Congressional Republicans and Democrats alike should rush to support that reasonable goal and all of the benefits that might flow from achieving it. On ideological grounds, liberal Democrats should unanimously show their support for a federal institute that conducts research, distributes grants and supports doctors whose clinical trials and laboratory research will save countless lives.

But Republicans should also be able to rally around the idea that the NCI isn’t just a Big Government bureaucracy stifling economic innovation and the private enterprise system. On the contrary, NCI distributes grants to researchers employed at private medical institutions and leading hospitals. It makes the United States more competitive on a global scale in the areas of science, medicine and cancer research. And it deepens a public-private partnership that, whatever its flaws, has led to innovation, strengthened the scientific marketplace of ideas and helped the American people live healthier lives.

A final reason for bipartisan support for cancer research is that potentially lifesaving research projects are much too dependent on the whims of private donors nowadays. At M.D. Anderson Cancer Center in Houston, one wonderful physician, Elizabeth Ann Mittendorf, relies significantly on private sources of funding to conduct clinical trials vaccinating women who have had breast cancer to lower their risk of a recurrence. (One of my friends is enrolled in this trial and is attempting to raise tens of thousands of dollars just to help keep the trial going.)

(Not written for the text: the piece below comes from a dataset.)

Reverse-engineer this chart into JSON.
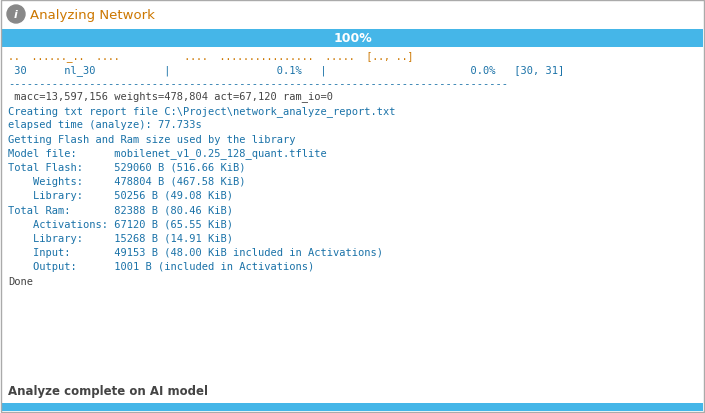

At the Johns Hopkins Sol Goldman Center for pancreatic cancer research, a team of brilliant doctors has recently mapped the pancreatic cancer genome. But they do not have as much funding as they need to conduct research that could translate their genetic discoveries into simple early detection tests for the disease and to develop better treatments for pancreatic cancer, which has a five-year survival rate of 5 percent.

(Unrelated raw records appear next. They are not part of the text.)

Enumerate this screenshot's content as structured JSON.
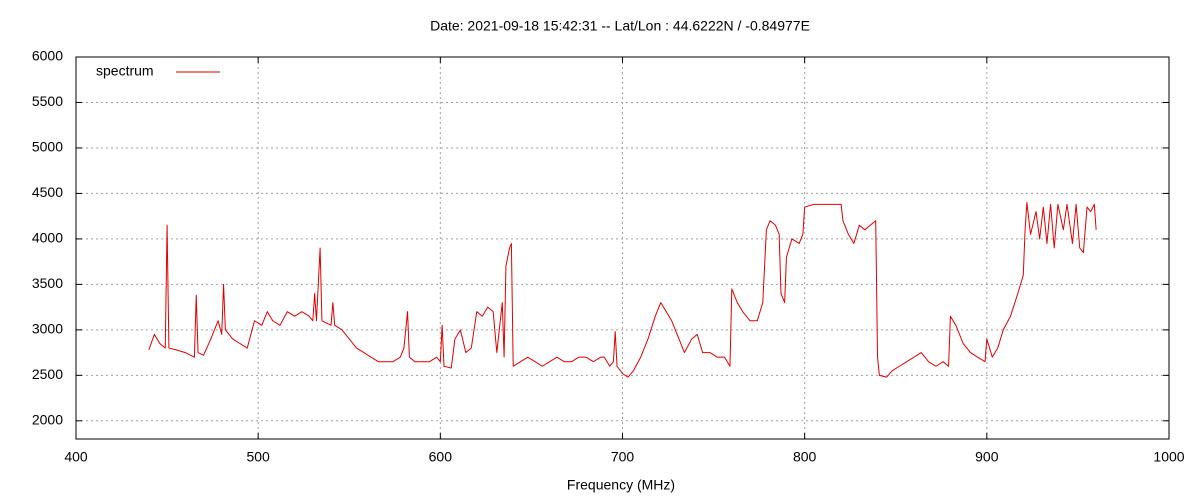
{
  "chart_data": {
    "type": "line",
    "title": "Date: 2021-09-18 15:42:31  --  Lat/Lon : 44.6222N / -0.84977E",
    "x_label": "Frequency (MHz)",
    "xlim": [
      400,
      1000
    ],
    "xticks": [
      400,
      500,
      600,
      700,
      800,
      900,
      1000
    ],
    "ylim": [
      1800,
      6000
    ],
    "yticks": [
      2000,
      2500,
      3000,
      3500,
      4000,
      4500,
      5000,
      5500,
      6000
    ],
    "grid": true,
    "legend": "top-left",
    "x": [
      440,
      443,
      446,
      449,
      450,
      451,
      455,
      460,
      465,
      466,
      467,
      470,
      474,
      478,
      480,
      481,
      482,
      486,
      490,
      494,
      498,
      502,
      505,
      508,
      512,
      516,
      520,
      524,
      528,
      530,
      531,
      532,
      534,
      535,
      540,
      541,
      542,
      546,
      550,
      554,
      558,
      562,
      566,
      570,
      574,
      578,
      580,
      582,
      583,
      586,
      590,
      594,
      598,
      600,
      601,
      602,
      606,
      608,
      611,
      614,
      617,
      620,
      623,
      626,
      629,
      631,
      634,
      635,
      636,
      638,
      639,
      640,
      644,
      648,
      652,
      656,
      660,
      664,
      668,
      672,
      676,
      680,
      684,
      688,
      690,
      693,
      695,
      696,
      697,
      700,
      703,
      706,
      710,
      714,
      718,
      721,
      724,
      727,
      730,
      734,
      738,
      741,
      744,
      748,
      752,
      756,
      759,
      760,
      763,
      766,
      770,
      774,
      777,
      779,
      781,
      784,
      786,
      787,
      789,
      790,
      793,
      797,
      799,
      800,
      805,
      810,
      815,
      820,
      821,
      824,
      827,
      830,
      833,
      836,
      839,
      840,
      841,
      845,
      848,
      852,
      856,
      860,
      864,
      868,
      872,
      876,
      879,
      880,
      883,
      887,
      891,
      895,
      899,
      900,
      903,
      906,
      909,
      913,
      917,
      920,
      921,
      922,
      924,
      927,
      929,
      931,
      933,
      935,
      937,
      939,
      942,
      944,
      947,
      949,
      951,
      953,
      955,
      957,
      959,
      960
    ],
    "series": [
      {
        "name": "spectrum",
        "color": "#e00000",
        "values": [
          2780,
          2950,
          2850,
          2800,
          4150,
          2800,
          2780,
          2750,
          2700,
          3380,
          2750,
          2720,
          2900,
          3100,
          2950,
          3500,
          3000,
          2900,
          2850,
          2800,
          3100,
          3050,
          3200,
          3100,
          3050,
          3200,
          3150,
          3200,
          3150,
          3100,
          3400,
          3100,
          3900,
          3100,
          3050,
          3300,
          3050,
          3000,
          2900,
          2800,
          2750,
          2700,
          2650,
          2650,
          2650,
          2700,
          2800,
          3200,
          2700,
          2650,
          2650,
          2650,
          2700,
          2650,
          3050,
          2600,
          2580,
          2900,
          3000,
          2750,
          2800,
          3200,
          3150,
          3250,
          3200,
          2750,
          3300,
          2700,
          3700,
          3900,
          3950,
          2600,
          2650,
          2700,
          2650,
          2600,
          2650,
          2700,
          2650,
          2650,
          2700,
          2700,
          2650,
          2700,
          2700,
          2600,
          2650,
          2980,
          2600,
          2520,
          2480,
          2550,
          2700,
          2900,
          3150,
          3300,
          3200,
          3100,
          2950,
          2750,
          2900,
          2950,
          2750,
          2750,
          2700,
          2700,
          2600,
          3450,
          3300,
          3200,
          3100,
          3100,
          3300,
          4100,
          4200,
          4150,
          4050,
          3400,
          3300,
          3800,
          4000,
          3950,
          4050,
          4350,
          4380,
          4380,
          4380,
          4380,
          4200,
          4050,
          3950,
          4150,
          4100,
          4150,
          4200,
          2700,
          2500,
          2480,
          2550,
          2600,
          2650,
          2700,
          2750,
          2650,
          2600,
          2650,
          2600,
          3150,
          3050,
          2850,
          2750,
          2700,
          2650,
          2900,
          2700,
          2800,
          3000,
          3150,
          3400,
          3600,
          4100,
          4400,
          4050,
          4300,
          4000,
          4350,
          3950,
          4380,
          3900,
          4380,
          4100,
          4380,
          3950,
          4380,
          3900,
          3850,
          4350,
          4300,
          4380,
          4100
        ]
      }
    ]
  }
}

This issue is a no-brainer. “A permanent 1 percent reduction in mortality from cancer has a present value to current and future generations of Americans of nearly $500 billion. If a cure were feasible, that would be worth about $50 trillion,” said Mittendorf.

Members of Congress should join together, double the federal funding of cancer research and provide themselves and their constituents with a bipartisan measure of hope that one day the “leading cause of fear in America” will be sharply reduced, if not eliminated.


Matthew Dallek writes a monthly column on history and politics for Politico, teaches at the University of California Washington Center, and is a visiting fellow at the Bipartisan Policy Center.